MANILA – President Rodrigo Duterte said lawmakers are expected to pass more measures early next year under his comprehensive tax reform agenda, after signing on Tuesday a bill containing the first batch of reforms into law.

Among the measures that are up for approval by Congress in the first quarter of 2018 is the adjustment in the motor vehicle users’ charge, which will help raise more revenues.

The bill approved by Congress last week is expected to raise P92 billion in revenues in its first year, less than the Department of Finance had hoped to raise to fund the administration’s ambitious infrastructure overhaul plan.

Duterte has promised to usher in a “golden age of infrastructure” by raising annual spending on it to more than 7 percent of gross domestic product from less than 3 percent before he began his six-year term in 2016.

Finance Secretary Carlos Dominguez had initially supported an earlier version of the bill that sought to raise as much as P162 billion.

The measures under the landmark Tax Reform for Acceleration and Inclusion Act, or TRAIN, will raise just two-thirds of the expected revenues from the first package of reforms, but Duterte is satisfied with it.

“This is just an initial part of our gains,” Duterte said at the presidential palace after signing the tax reform and budget bills into law. “I thank Congress again for its commitment to pass the balance by the first quarter of next year.”

The balance includes, among others, a general tax amnesty, the proposed adjustments in the motor vehicle users charge and amendments to the bank secrecy law.

Duterte hailed the approved bill as his administration’s “biggest Christmas gift to the Filipino people” saying 99 percent of the taxpayers will benefit from the “simpler, fairer and more efficient” tax system.

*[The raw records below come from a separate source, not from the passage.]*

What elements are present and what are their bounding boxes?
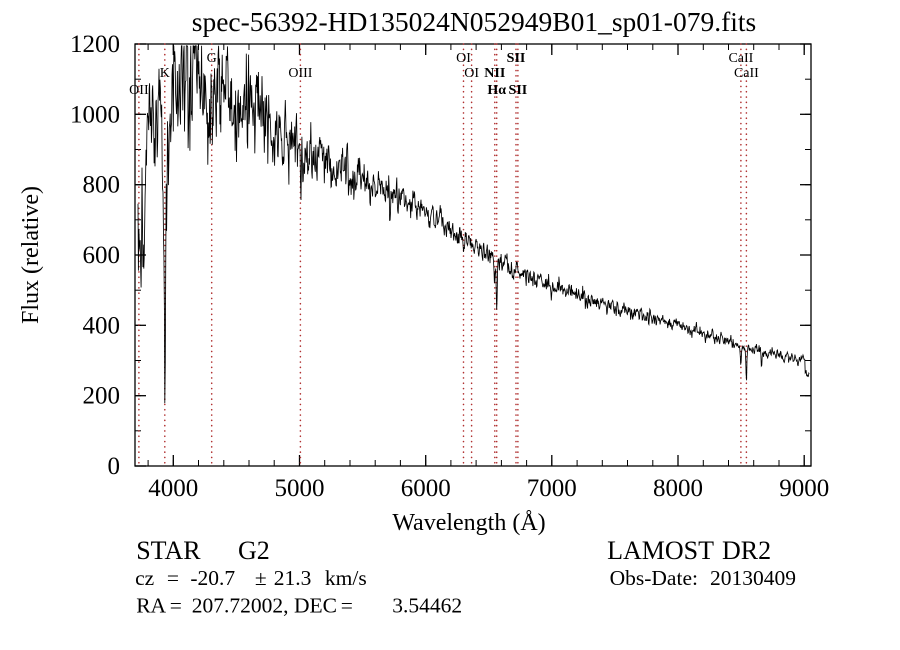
svg-text:OIII: OIII (288, 66, 312, 81)
svg-text:5000: 5000 (275, 475, 325, 502)
svg-text:400: 400 (83, 312, 121, 339)
svg-text:1200: 1200 (70, 31, 120, 58)
svg-text:OI: OI (456, 51, 471, 66)
svg-text:6000: 6000 (401, 475, 451, 502)
svg-text:OI: OI (464, 66, 479, 81)
svg-text:Flux (relative): Flux (relative) (18, 186, 44, 324)
svg-text:Hα: Hα (487, 83, 506, 98)
svg-text:800: 800 (83, 172, 121, 199)
svg-text:9000: 9000 (779, 475, 829, 502)
svg-text:200: 200 (83, 383, 121, 410)
svg-text:OII: OII (129, 83, 149, 98)
svg-text:8000: 8000 (653, 475, 703, 502)
svg-text:7000: 7000 (527, 475, 577, 502)
svg-text:CaII: CaII (734, 66, 759, 81)
svg-text:600: 600 (83, 242, 121, 269)
svg-text:NII: NII (484, 66, 505, 81)
svg-text:G: G (207, 51, 217, 66)
svg-text:Wavelength (Å): Wavelength (Å) (392, 510, 545, 536)
svg-text:4000: 4000 (148, 475, 198, 502)
svg-text:spec-56392-HD135024N052949B01_: spec-56392-HD135024N052949B01_sp01-079.f… (192, 6, 756, 37)
svg-text:SII: SII (509, 83, 528, 98)
svg-text:K: K (160, 66, 170, 81)
svg-text:1000: 1000 (70, 101, 120, 128)
svg-text:0: 0 (108, 453, 121, 480)
svg-text:SII: SII (507, 51, 526, 66)
svg-text:CaII: CaII (728, 51, 753, 66)
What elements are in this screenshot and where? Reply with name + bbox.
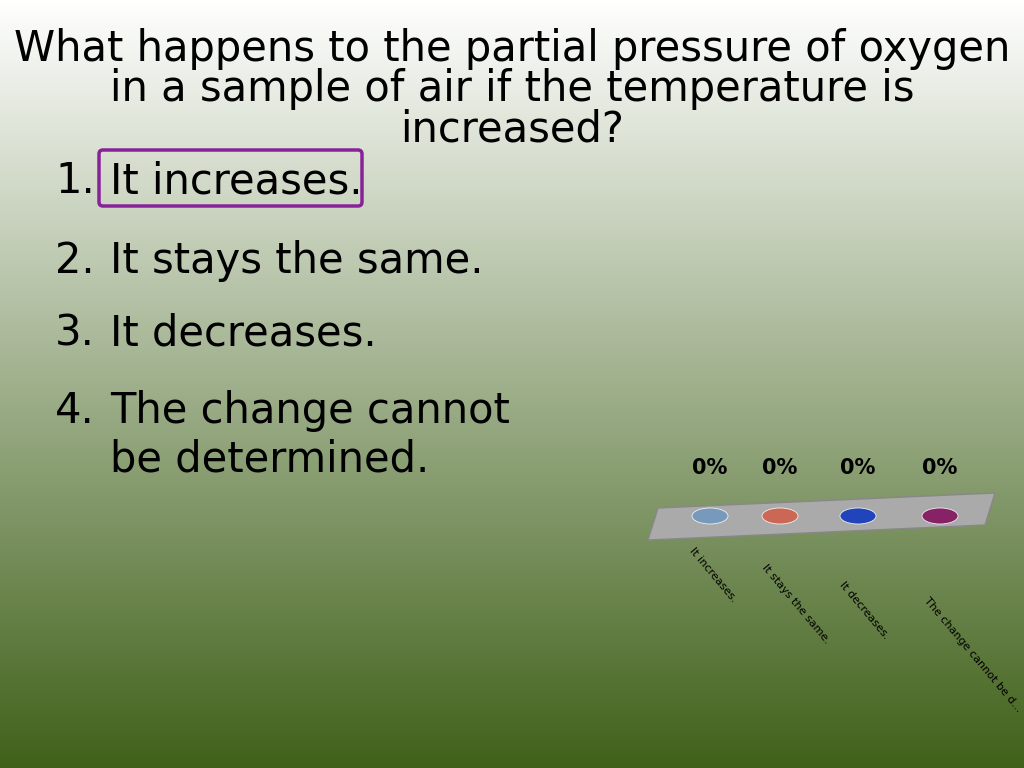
Text: 0%: 0% — [841, 458, 876, 478]
Ellipse shape — [692, 508, 728, 524]
Ellipse shape — [840, 508, 876, 524]
Text: 0%: 0% — [762, 458, 798, 478]
Text: It decreases.: It decreases. — [110, 313, 377, 355]
Text: It increases.: It increases. — [687, 546, 738, 604]
Text: 2.: 2. — [55, 240, 94, 282]
Text: 4.: 4. — [55, 390, 95, 432]
Text: 0%: 0% — [923, 458, 957, 478]
Text: It stays the same.: It stays the same. — [110, 240, 483, 282]
Text: The change cannot
be determined.: The change cannot be determined. — [110, 390, 510, 481]
Text: It stays the same.: It stays the same. — [761, 563, 833, 646]
Text: increased?: increased? — [400, 108, 624, 150]
Text: 1.: 1. — [55, 160, 95, 202]
Ellipse shape — [922, 508, 958, 524]
Text: 0%: 0% — [692, 458, 728, 478]
Text: 3.: 3. — [55, 313, 95, 355]
Text: in a sample of air if the temperature is: in a sample of air if the temperature is — [110, 68, 914, 110]
Text: It increases.: It increases. — [110, 160, 362, 202]
Text: It decreases.: It decreases. — [838, 580, 891, 641]
Text: What happens to the partial pressure of oxygen: What happens to the partial pressure of … — [13, 28, 1011, 70]
Ellipse shape — [762, 508, 798, 524]
Polygon shape — [648, 493, 995, 540]
Text: The change cannot be d...: The change cannot be d... — [923, 596, 1024, 714]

Reforms under the TRAIN include lower personal income taxes, expanded value-added tax base, higher taxes on petroleum products, automobiles and tax imposition on some sugar-sweetened beverages, among others.

Duterte directed the finance department to submit to Congress early next year the second package of proposed reforms that includes lowering corporate income tax. The department is looking at reducing the rate to 28 percent by 2019 and 25 percent by 2021, from 30 percent now.

He also signed the 2018 budget bill into law, which increases state spending by 12 percent to a record 3.77 trillion pesos, which will also support infrastructure spending.

But while he described it as a “credible budget”, Duterte said it was subject to “several line vetoes” that he would discuss in a veto message to Congress. He did not elaborate.